For ` x , t in R ` let
` p_(t) (x)= ( sin t) x^(2) - (2 cost ) x + sin t` be a family of quadratic polynomials in x with variable coefficients. Let `A(t) = int_(0)^(1) p_(t) ( x)dx ` , Which of the following statements are true?
(I) `A(t) lt 0 `for all t.
(II) A(t) has infinitely many critical points.

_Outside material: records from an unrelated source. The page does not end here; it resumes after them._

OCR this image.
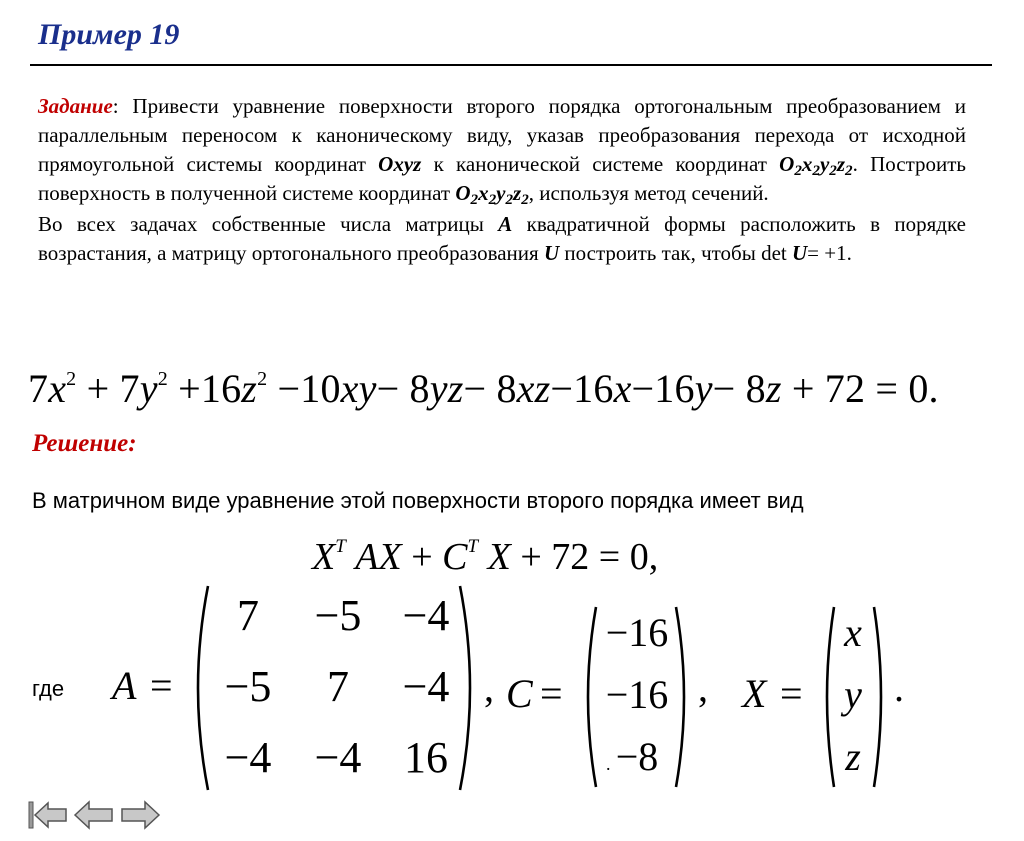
Пример 19

Задание: Привести уравнение поверхности второго порядка ортогональным преобразованием и параллельным переносом к каноническому виду, указав преобразования перехода от исходной прямоугольной системы координат Oxyz к канонической системе координат $O_2x_2y_2z_2$. Построить поверхность в полученной системе координат $O_2x_2y_2z_2$, используя метод сечений.

Во всех задачах собственные числа матрицы A квадратичной формы расположить в порядке возрастания, а матрицу ортогонального преобразования U построить так, чтобы det U= +1.

$7x^2 + 7y^2 +16z^2 -10xy- 8yz- 8xz-16x-16y- 8z + 72 = 0$.
Решение:
В матричном виде уравнение этой поверхности второго порядка имеет вид
$X^T$ AX + $C^T$ X + 72 = 0,
где A =
7	−5 −4
−5	7	−4
−4 −4 16
, C =
−16
−16
−8
.
, X =
x
y
z
.
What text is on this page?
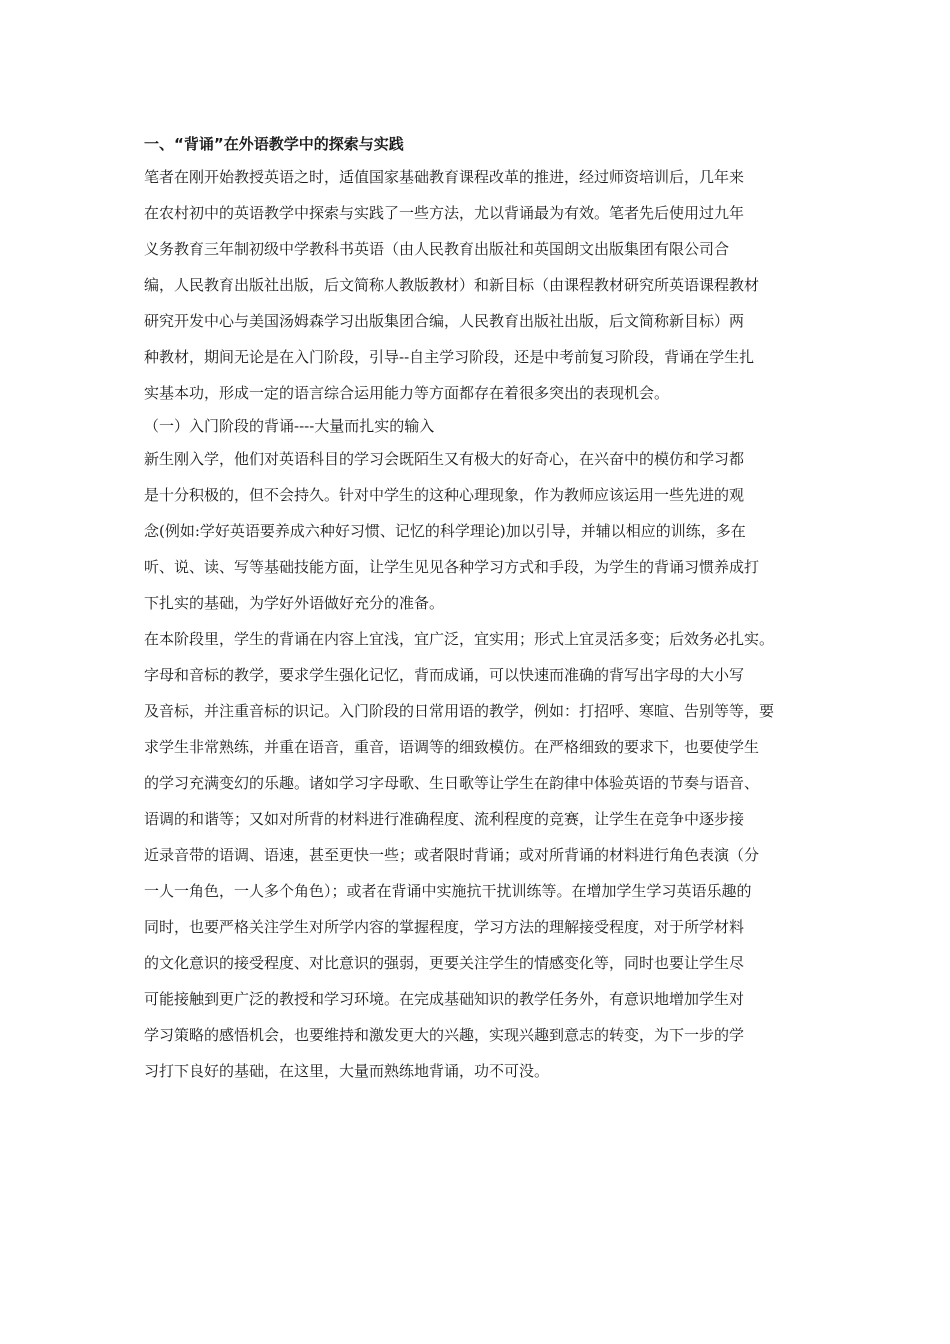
一、“背诵”在外语教学中的探索与实践
笔者在刚开始教授英语之时，适值国家基础教育课程改革的推进，经过师资培训后，几年来
在农村初中的英语教学中探索与实践了一些方法，尤以背诵最为有效。笔者先后使用过九年
义务教育三年制初级中学教科书英语（由人民教育出版社和英国朗文出版集团有限公司合
编，人民教育出版社出版，后文简称人教版教材）和新目标（由课程教材研究所英语课程教材
研究开发中心与美国汤姆森学习出版集团合编，人民教育出版社出版，后文简称新目标）两
种教材，期间无论是在入门阶段，引导--自主学习阶段，还是中考前复习阶段，背诵在学生扎
实基本功，形成一定的语言综合运用能力等方面都存在着很多突出的表现机会。
（一）入门阶段的背诵----大量而扎实的输入
新生刚入学，他们对英语科目的学习会既陌生又有极大的好奇心，在兴奋中的模仿和学习都
是十分积极的，但不会持久。针对中学生的这种心理现象，作为教师应该运用一些先进的观
念(例如:学好英语要养成六种好习惯、记忆的科学理论)加以引导，并辅以相应的训练，多在
听、说、读、写等基础技能方面，让学生见见各种学习方式和手段，为学生的背诵习惯养成打
下扎实的基础，为学好外语做好充分的准备。
在本阶段里，学生的背诵在内容上宜浅，宜广泛，宜实用；形式上宜灵活多变；后效务必扎实。
字母和音标的教学，要求学生强化记忆，背而成诵，可以快速而准确的背写出字母的大小写
及音标，并注重音标的识记。入门阶段的日常用语的教学，例如：打招呼、寒暄、告别等等，要
求学生非常熟练，并重在语音，重音，语调等的细致模仿。在严格细致的要求下，也要使学生
的学习充满变幻的乐趣。诸如学习字母歌、生日歌等让学生在韵律中体验英语的节奏与语音、
语调的和谐等；又如对所背的材料进行准确程度、流利程度的竞赛，让学生在竞争中逐步接
近录音带的语调、语速，甚至更快一些；或者限时背诵；或对所背诵的材料进行角色表演（分
一人一角色，一人多个角色）；或者在背诵中实施抗干扰训练等。在增加学生学习英语乐趣的
同时，也要严格关注学生对所学内容的掌握程度，学习方法的理解接受程度，对于所学材料
的文化意识的接受程度、对比意识的强弱，更要关注学生的情感变化等，同时也要让学生尽
可能接触到更广泛的教授和学习环境。在完成基础知识的教学任务外，有意识地增加学生对
学习策略的感悟机会，也要维持和激发更大的兴趣，实现兴趣到意志的转变，为下一步的学
习打下良好的基础，在这里，大量而熟练地背诵，功不可没。
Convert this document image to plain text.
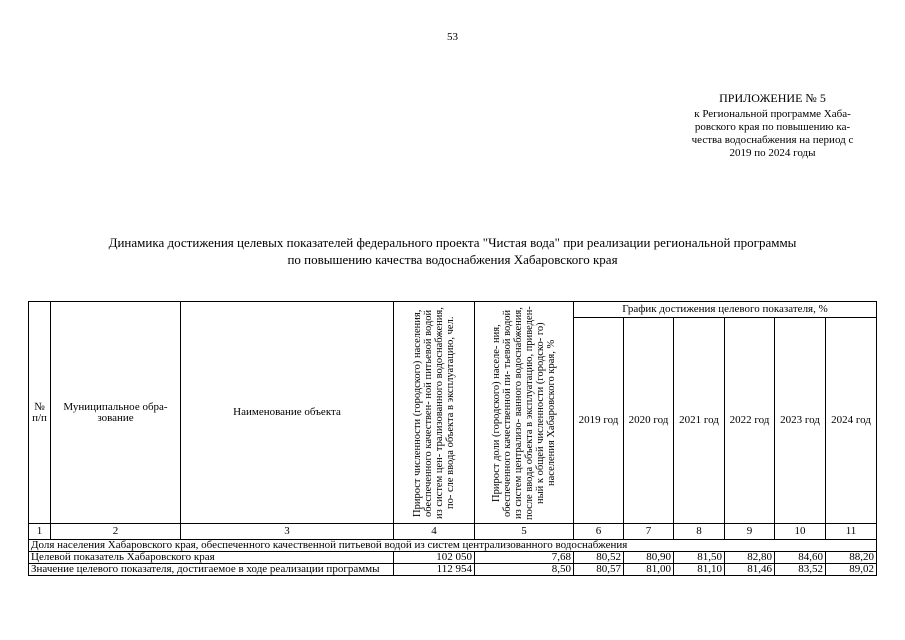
53
ПРИЛОЖЕНИЕ № 5
к Региональной программе Хаба-
ровского края по повышению ка-
чества водоснабжения на период с
2019 по 2024 годы
Динамика достижения целевых показателей федерального проекта "Чистая вода" при реализации региональной программы
по повышению качества водоснабжения Хабаровского края
№ п/п	Муниципальное обра- зование	Наименование объекта	Прирост численности (городского) населения, обеспеченного качествен- ной питьевой водой из систем цен- трализованного водоснабжения, по- сле ввода объекта в эксплуатацию, чел.	Прирост доли (городского) населе- ния, обеспеченного качественной пи- тьевой водой из систем централизо- ванного водоснабжения, после ввода объекта в эксплуатацию, приведен- ный к общей численности (городско- го) населения Хабаровского края, %	График достижения целевого показателя, %					
					2019 год	2020 год	2021 год	2022 год	2023 год	2024 год
1	2	3	4	5	6	7	8	9	10	11
Доля населения Хабаровского края, обеспеченного качественной питьевой водой из систем централизованного водоснабжения										
Целевой показатель Хабаровского края			102 050	7,68	80,52	80,90	81,50	82,80	84,60	88,20
Значение целевого показателя, достигаемое в ходе реализации программы			112 954	8,50	80,57	81,00	81,10	81,46	83,52	89,02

(III) A(t) = 0 for infinitely many t.
(IV) `A'(t) lt 0` for all t.

To solve the problem, we need to analyze the function \( A(t) \) defined by the integral of the quadratic polynomial \( p_t(x) \) over the interval from 0 to 1. The polynomial is given as: \[ p_t(x) = \sin(t) x^2 - 2 \cos(t) x + \sin(t) \] We need to compute \( A(t) = \int_0^1 p_t(x) \, dx \). ### Step 1: Compute the integral First, we will compute the integral \( A(t) \): \[ A(t) = \int_0^1 \left( \sin(t) x^2 - 2 \cos(t) x + \sin(t) \right) \, dx \] We can split this integral into three parts: \[ A(t) = \int_0^1 \sin(t) x^2 \, dx - 2 \cos(t) \int_0^1 x \, dx + \int_0^1 \sin(t) \, dx \] ### Step 2: Evaluate each integral 1. **First integral**: \[ \int_0^1 x^2 \, dx = \left[ \frac{x^3}{3} \right]_0^1 = \frac{1}{3} \] Thus, \[ \int_0^1 \sin(t) x^2 \, dx = \sin(t) \cdot \frac{1}{3} = \frac{\sin(t)}{3} \] 2. **Second integral**: \[ \int_0^1 x \, dx = \left[ \frac{x^2}{2} \right]_0^1 = \frac{1}{2} \] Thus, \[ -2 \cos(t) \int_0^1 x \, dx = -2 \cos(t) \cdot \frac{1}{2} = -\cos(t) \] 3. **Third integral**: \[ \int_0^1 \sin(t) \, dx = \sin(t) \cdot 1 = \sin(t) \] ### Step 3: Combine the results Now, we can combine all parts to find \( A(t) \): \[ A(t) = \frac{\sin(t)}{3} - \cos(t) + \sin(t) = \frac{4\sin(t)}{3} - \cos(t) \] ### Step 4: Analyze the statements Now we analyze the statements based on \( A(t) = \frac{4\sin(t)}{3} - \cos(t) \): 1. **Statement I**: \( A(t) < 0 \) for all \( t \). This is not necessarily true since \( \sin(t) \) and \( \cos(t) \) can take values that make \( A(t) \) positive. 2. **Statement II**: \( A(t) \) has infinitely many critical points. To find critical points, we take the derivative \( A'(t) \): \[ A'(t) = \frac{4}{3} \cos(t) + \sin(t) \] Setting \( A'(t) = 0 \) gives us a trigonometric equation which has infinitely many solutions. 3. **Statement III**: \( A(t) = 0 \) for infinitely many \( t \). The equation \( \frac{4\sin(t)}{3} - \cos(t) = 0 \) can be solved for \( t \) and will yield infinitely many solutions. 4. **Statement IV**: \( A'(t) < 0 \) for all \( t \). This is not true as \( A'(t) \) can be positive or negative depending on the values of \( \sin(t) \) and \( \cos(t) \). ### Conclusion The true statements are: - **Statement II**: \( A(t) \) has infinitely many critical points. - **Statement III**: \( A(t) = 0 \) for infinitely many \( t \).